Jackson had acquired, over time, a significant portfolio of mountain estates in California. Seillan, who had apprenticed in California as a young man, was curious to see what could be done by blending superior grapes from different regions in the state. “In Bordeaux,” Seillan explains, “we were stopped from blending a beautiful Cabernet from Pauillac with one from St.-Julien, for example. In Champagne, in Portugal, in Cognac, they choose the best terroirs—what I call the best micro crus—to blend to achieve a specific flavor.”

Here, the craft of winemaking gives way to art. When Seillan visited Jackson’s vineyards, he discovered myriad micro crus—segments of distinct soils within the vineyards that express their individual flavor profiles. “I understood the potential immediately,” Seillan says. “You select grapes from one type of soil; you ferment it in a small tank; you put it in a barrel; and you have one message according to the cru—one message of the fruit, one tannic expression, one color. You have one component.
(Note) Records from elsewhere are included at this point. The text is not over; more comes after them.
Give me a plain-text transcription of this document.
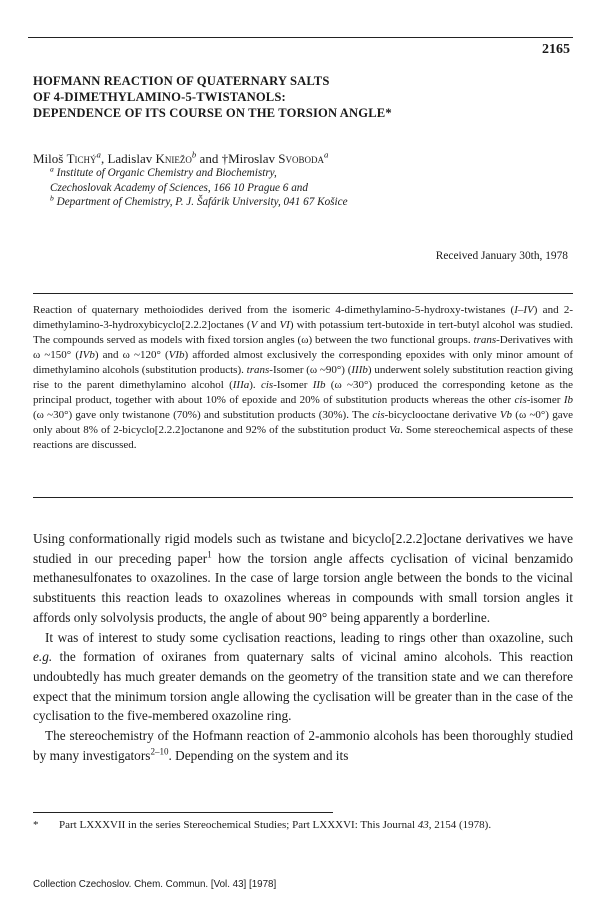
2165
HOFMANN REACTION OF QUATERNARY SALTS
OF 4-DIMETHYLAMINO-5-TWISTANOLS:
DEPENDENCE OF ITS COURSE ON THE TORSION ANGLE*
Miloš Tichý$^a$, Ladislav Kniežo$^b$ and †Miroslav Svoboda$^a$
$^a$ Institute of Organic Chemistry and Biochemistry,
Czechoslovak Academy of Sciences, 166 10 Prague 6 and
$^b$ Department of Chemistry, P. J. Šafárik University, 041 67 Košice
Received January 30th, 1978
Reaction of quaternary methoiodides derived from the isomeric 4-dimethylamino-5-hydroxy-twistanes (I–IV) and 2-dimethylamino-3-hydroxybicyclo[2.2.2]octanes (V and VI) with potassium tert-butoxide in tert-butyl alcohol was studied. The compounds served as models with fixed torsion angles (ω) between the two functional groups. trans-Derivatives with ω ~150° (IVb) and ω ~120° (VIb) afforded almost exclusively the corresponding epoxides with only minor amount of dimethylamino alcohols (substitution products). trans-Isomer (ω ~90°) (IIIb) underwent solely substitution reaction giving rise to the parent dimethylamino alcohol (IIIa). cis-Isomer IIb (ω ~30°) produced the corresponding ketone as the principal product, together with about 10% of epoxide and 20% of substitution products whereas the other cis-isomer Ib (ω ~30°) gave only twistanone (70%) and substitution products (30%). The cis-bicyclooctane derivative Vb (ω ~0°) gave only about 8% of 2-bicyclo[2.2.2]octanone and 92% of the substitution product Va. Some stereochemical aspects of these reactions are discussed.

Using conformationally rigid models such as twistane and bicyclo[2.2.2]octane derivatives we have studied in our preceding paper$^1$ how the torsion angle affects cyclisation of vicinal benzamido methanesulfonates to oxazolines. In the case of large torsion angle between the bonds to the vicinal substituents this reaction leads to oxazolines whereas in compounds with small torsion angles it affords only solvolysis products, the angle of about 90° being apparently a borderline.

It was of interest to study some cyclisation reactions, leading to rings other than oxazoline, such e.g. the formation of oxiranes from quaternary salts of vicinal amino alcohols. This reaction undoubtedly has much greater demands on the geometry of the transition state and we can therefore expect that the minimum torsion angle allowing the cyclisation will be greater than in the case of the cyclisation to the five-membered oxazoline ring.

The stereochemistry of the Hofmann reaction of 2-ammonio alcohols has been thoroughly studied by many investigators$^{2-10}$. Depending on the system and its

* Part LXXXVII in the series Stereochemical Studies; Part LXXXVI: This Journal 43, 2154 (1978).
Collection Czechoslov. Chem. Commun. [Vol. 43] [1978]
And then you create another with another micro cru.”

These components furnish the building blocks that enable Seillan, by developing meticulous combinations of different micro crus, to arrive at the perfect summary expression of the vineyards in each vintage. “The challenge is to build the wine,” he says, “to create a beautiful architecture for the wine, with a beautiful center of gravity, fantastic power, but with balance and finesse on the end.”

The complexity and beauty of Seillan’s wines have continued to grow since the inaugural 1998 vintage of Vérité (now called La Muse) and La Joie. Those who missed that remarkable first vintage now have the opportunity to acquire these wines, along with every other vintage up to the current 2003 releases, in two six-bottle collector’s vertical gift sets ($750 each) that showcase the different styles of these two stunning wines. La Muse, which emphasizes Merlot in its blend, much like the wines of Pomerol in Bordeaux, has an opulent, velvety texture and rich black cherry fruit. La Joie, a Pauillac-style wine in which Cabernet Sauvignon dominates, has dark berry and currant fruit atop a powerful, muscular structure. These limited-edition verticals (only 120 of La Joie and 240 of La Muse will be made) exemplify the winemaker’s craft. As with all fine works of art, though, expect connoisseurs to snatch them up quickly for their collections.